Notable Quotes & Memorable Moments
-
J. Money on Percentages:
"People sure would be better off if they followed this, but I have yet to run into anyone who actually budgets off of percentages." (02:31) -
J. Money on Mortgage Approval:
“...don't fall for that trick like many of us have over the years. You need life insurance equal to 8 to 10 times..." (03:42) -
J. Money’s Philosophical Musing:
“Isn’t the point of financial freedom to be fully sufficient without needing outside help unless you wanted it?” (04:34) -
J. Money on Saving for College:
“If you’re at least saving something towards it, you’re allowed to be semi-proud of yourself. At least that's the rationalization I'm telling myself.” (05:56) -
J. Money on Retirement Planning:
“Pay attention to the expenses of your future planning, not your income... all depending on the quality of lifestyle you want or need later on.” (06:20) -
Diania Merriam on Home Affordability:
“To base affordability on income is incredibly risky from my perspective because you could lose your income at any moment... buy the least expensive and smallest house that is comfortable because my overall goal is to keep my fixed costs as low as possible.” (09:47)
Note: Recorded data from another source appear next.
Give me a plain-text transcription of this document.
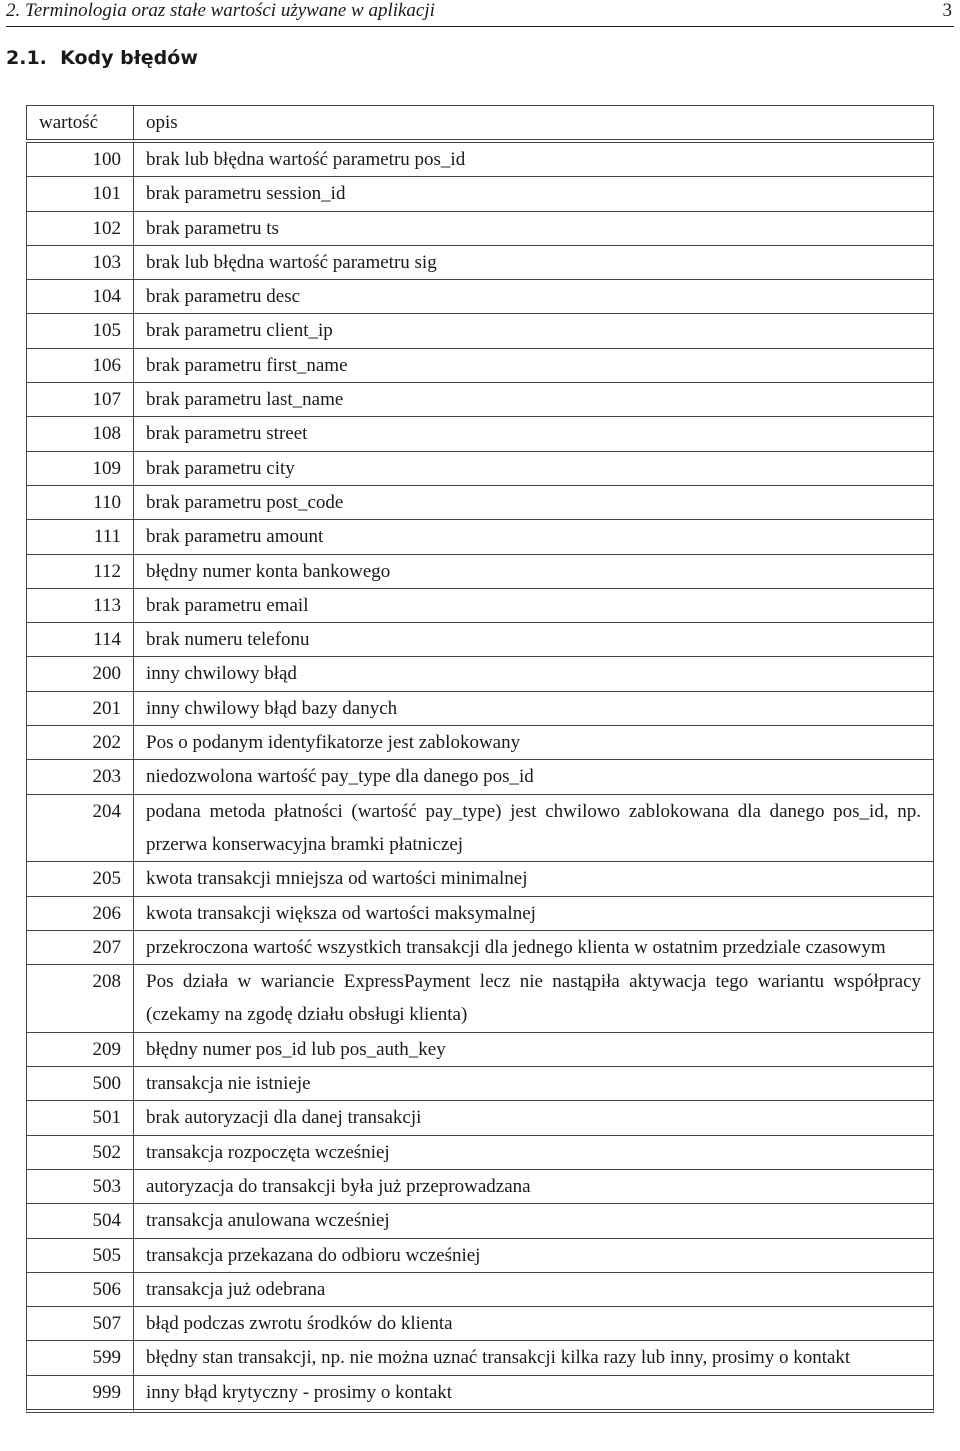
2. Terminologia oraz stałe wartości używane w aplikacji	3
2.1.  Kody błędów
wartość	opis

100	brak lub błędna wartość parametru pos_id
101	brak parametru session_id
102	brak parametru ts
103	brak lub błędna wartość parametru sig
104	brak parametru desc
105	brak parametru client_ip
106	brak parametru first_name
107	brak parametru last_name
108	brak parametru street
109	brak parametru city
110	brak parametru post_code
111	brak parametru amount
112	błędny numer konta bankowego
113	brak parametru email
114	brak numeru telefonu
200	inny chwilowy błąd
201	inny chwilowy błąd bazy danych
202	Pos o podanym identyfikatorze jest zablokowany
203	niedozwolona wartość pay_type dla danego pos_id
204	podana metoda płatności (wartość pay_type) jest chwilowo zablokowana dla danego pos_id, np. przerwa konserwacyjna bramki płatniczej
205	kwota transakcji mniejsza od wartości minimalnej
206	kwota transakcji większa od wartości maksymalnej
207	przekroczona wartość wszystkich transakcji dla jednego klienta w ostatnim przedziale czasowym
208	Pos działa w wariancie ExpressPayment lecz nie nastąpiła aktywacja tego wariantu współpracy (czekamy na zgodę działu obsługi klienta)
209	błędny numer pos_id lub pos_auth_key
500	transakcja nie istnieje
501	brak autoryzacji dla danej transakcji
502	transakcja rozpoczęta wcześniej
503	autoryzacja do transakcji była już przeprowadzana
504	transakcja anulowana wcześniej
505	transakcja przekazana do odbioru wcześniej
506	transakcja już odebrana
507	błąd podczas zwrotu środków do klienta
599	błędny stan transakcji, np. nie można uznać transakcji kilka razy lub inny, prosimy o kontakt
999	inny błąd krytyczny - prosimy o kontakt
Timestamps of Key Segments
- [01:36] — J. Money introduces the concept of breaking (or following) financial “rules of thumb”
- [02:31] — Discusses spending/saving percentage rule and personal approach
- [03:21] — Home affordability rule and thoughts on bank lending limits
- [04:00] — Life insurance recommendations and reflections on financial independence
- [05:20] — College savings advice and realistic perspectives on saving
- [06:12] — Retirement needs: income-based vs. expense-based calculations
- [09:44] — Diania Merriam’s commentary on determining true home affordability and her own financial milestones
Tone & Style
- The episode effortlessly blends practical financial advice with humor and realism. Both J. Money and Diania admit that many rules, while theoretically sound, are difficult to practice exactly—and that personal circumstances demand flexibility.
- Diania’s closing remarks encourage listeners to keep their core needs low, especially in housing, transportation, and food, to improve resilience and option value over time.
Summary
This episode tackles influential financial “rules of thumb,” acknowledging their educational value while challenging listeners to adapt them to their own realities. Listeners are urged to build flexibility, question one-size-fits-all advice, and focus on foundational habits: saving diligently, reviewing actual needs versus rules, keeping fixed costs as low as comfortable, and making financial freedom a personal journey defined by expenses and lifestyle, rather than arbitrary benchmarks or lender assessments.
For anyone exploring personal finance, early retirement, or simply trying to get a handle on budgets, this episode is a relatable, candid resource—packed with both strategy and permission to do what works for you.